Das du mich vermisst? Das du mit mir endlich alles klären möchtest und alles wieder so wie vorher wird? Das du mir sagst, das du mich nicht hasst?

„Das kann ich dir nicht über das Telefon sagen. Wenn dann schon muss es persönlich sein. Dafür ist es zu...wichtig.“

Erneut füllten sich seine Lungen mit Rauch, und pusteten ihn kurz darauf wieder aus. Wären wir in diesem Moment zusammen gewesen hätte ich ihn zweifellos dazu gezwungen mir zu verraten was er auf dem Herzen hatte, doch das konnte ich ja schlecht.

Mit großen Augen sah ich zu, wie der Mann hinter dem Steuer endlich in die, mir nur zu bekannte Straße einbog. Von weitem konnte ich schon das kleine Reihenhaus erkennen, wo meine Mutter wohnte.

„Ouh...Wel'che Nümer Madame?“

„Uhm...Jä pense vingt e dö?!“

„Was?“

„Ich meinte nicht dich, Zayn“

 „Pardon?“

„Ich meinte nicht sie, Monsieur.“

Schmunzelnd kurbelte ich das Fenster wieder zu. Der Franzose lachte leise über meinen leicht verwirrten Gesichtsausdruck, der Junge am anderen Ende hingegen gab kein einziges Wort von sich, weswegen ich beschloss noch schnell etwas zu sagen, bevor ich auflegen musste.

„Wollen wir vielleicht reden, wenn ich wieder da bin? Ich könnte dich dann anrufen und dann eventuell bei dir vorbei kommen, oder du bei mir?“

„Gute Idee.“

Ich spürte, wie das Auto immer langsamer wurde, je näher wir uns dem gelb angestrichenen Haus näherten. Dadurch, dass ich nur eine Hand frei zur Verfügung hatte, gelang es mir nur im Schneckentempo mich abzuschnallen und den Träger meiner Handtasche über die Schulter zu schwingen.

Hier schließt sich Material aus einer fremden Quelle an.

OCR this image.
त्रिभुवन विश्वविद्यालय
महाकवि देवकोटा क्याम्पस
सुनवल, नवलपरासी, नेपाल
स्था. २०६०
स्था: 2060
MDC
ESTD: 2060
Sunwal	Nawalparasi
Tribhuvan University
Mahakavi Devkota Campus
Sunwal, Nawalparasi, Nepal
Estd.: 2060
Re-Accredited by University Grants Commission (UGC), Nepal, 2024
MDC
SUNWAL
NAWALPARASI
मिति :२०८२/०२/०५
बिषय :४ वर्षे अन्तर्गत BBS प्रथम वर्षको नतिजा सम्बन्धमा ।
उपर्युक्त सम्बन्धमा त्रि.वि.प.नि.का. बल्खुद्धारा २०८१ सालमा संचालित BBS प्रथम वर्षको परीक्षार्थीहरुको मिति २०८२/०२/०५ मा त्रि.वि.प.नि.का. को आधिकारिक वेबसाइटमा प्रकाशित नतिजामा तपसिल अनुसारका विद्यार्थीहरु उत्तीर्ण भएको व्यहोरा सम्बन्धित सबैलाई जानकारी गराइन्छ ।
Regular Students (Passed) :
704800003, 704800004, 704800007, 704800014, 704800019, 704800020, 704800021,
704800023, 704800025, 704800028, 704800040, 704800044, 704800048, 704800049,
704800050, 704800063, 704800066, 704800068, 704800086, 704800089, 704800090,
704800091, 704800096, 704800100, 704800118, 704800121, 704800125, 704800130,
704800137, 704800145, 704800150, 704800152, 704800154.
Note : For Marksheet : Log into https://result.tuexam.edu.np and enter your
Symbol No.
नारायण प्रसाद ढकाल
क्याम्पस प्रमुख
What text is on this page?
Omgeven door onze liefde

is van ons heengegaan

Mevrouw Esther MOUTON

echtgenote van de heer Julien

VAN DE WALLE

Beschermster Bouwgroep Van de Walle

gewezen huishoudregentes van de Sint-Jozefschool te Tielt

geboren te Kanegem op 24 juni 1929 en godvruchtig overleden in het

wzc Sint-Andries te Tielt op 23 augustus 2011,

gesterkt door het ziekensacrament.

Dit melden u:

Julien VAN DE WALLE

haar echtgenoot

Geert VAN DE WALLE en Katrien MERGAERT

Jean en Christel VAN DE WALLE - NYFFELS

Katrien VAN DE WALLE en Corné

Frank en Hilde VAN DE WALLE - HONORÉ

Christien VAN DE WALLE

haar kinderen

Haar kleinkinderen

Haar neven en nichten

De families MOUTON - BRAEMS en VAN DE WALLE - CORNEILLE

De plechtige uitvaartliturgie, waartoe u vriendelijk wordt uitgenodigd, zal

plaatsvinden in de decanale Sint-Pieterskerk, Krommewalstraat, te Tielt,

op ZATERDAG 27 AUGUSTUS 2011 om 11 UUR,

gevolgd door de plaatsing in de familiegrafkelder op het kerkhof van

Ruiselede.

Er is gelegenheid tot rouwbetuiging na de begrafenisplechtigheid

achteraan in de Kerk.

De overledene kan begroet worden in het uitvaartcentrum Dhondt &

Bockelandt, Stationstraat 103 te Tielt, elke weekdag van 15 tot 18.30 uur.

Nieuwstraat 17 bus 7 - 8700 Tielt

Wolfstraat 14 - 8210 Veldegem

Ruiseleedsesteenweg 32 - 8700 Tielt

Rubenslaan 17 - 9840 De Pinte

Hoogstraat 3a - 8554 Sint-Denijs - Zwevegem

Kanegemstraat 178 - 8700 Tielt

„Ich muss jetzt auflegen.“

„Okay, dann bis dann.“

Da es sich für mich so anhörte, als wolle er so schnell wie möglich auflegen, unterbrach ich ihn so schnell, das er noch dran bleiben musste.

„Zayn?“

„Ja?“

Der Motor wurde ausgeschaltet. Und mit ihm auch die Welt um mich herum. Mit einem mulmigen Gefühl in der Magengegend öffnete ich die Tür und schlüpfte mit den Beinen aus dem Auto heraus. 

Sollte ich es ihm wirklich sagen? Für den Bruchteil eines Momentes zweifelte ich an der, von mir erhofften Antwort seinerseits, doch dann tat ich es einfach.

„Ich-Ich vermisse dich. Sehr sogar.“

„Bis nächste Woche.“

Dann legte er auf.

Das mulmige Gefühl in mir verwandelte sich in Enttäuschung. Tiefe Enttäuschung. Ausdruckslos ließ ich das Handy in die Tiefen meiner Hosentasche gleiten und schlug die beige lackierte Tür so fest zu, dass der Mann darin erschreckt zusammen zuckte.

So schnell wie möglich tapste ich einmal um das Auto herum und öffnete den Kofferraum. Mit einem Ruck holte ich den großen, schwarzen Koffer heraus. Habe ich wirklich ernsthaft angenommen, dass er mich auch vermisste, fragte ich mich grummelnd und konnte über meine Dickköpfigkeit nur den Kopf schütteln.

Ich wollte gerade schnaubend mein Portemonnaie zücken, um den Fahrer zu bezahlen, doch eine große Hand, die sich auf meine legte hielt mich davon ab. Verwundert sah ich auf.

„Rachel? Was machst du denn hier?“

Eigentlich hatte ich angenommen, dass die Hand die meiner Mutter sein würde, doch da hatte ich mich wohl  gewaltig getäuscht.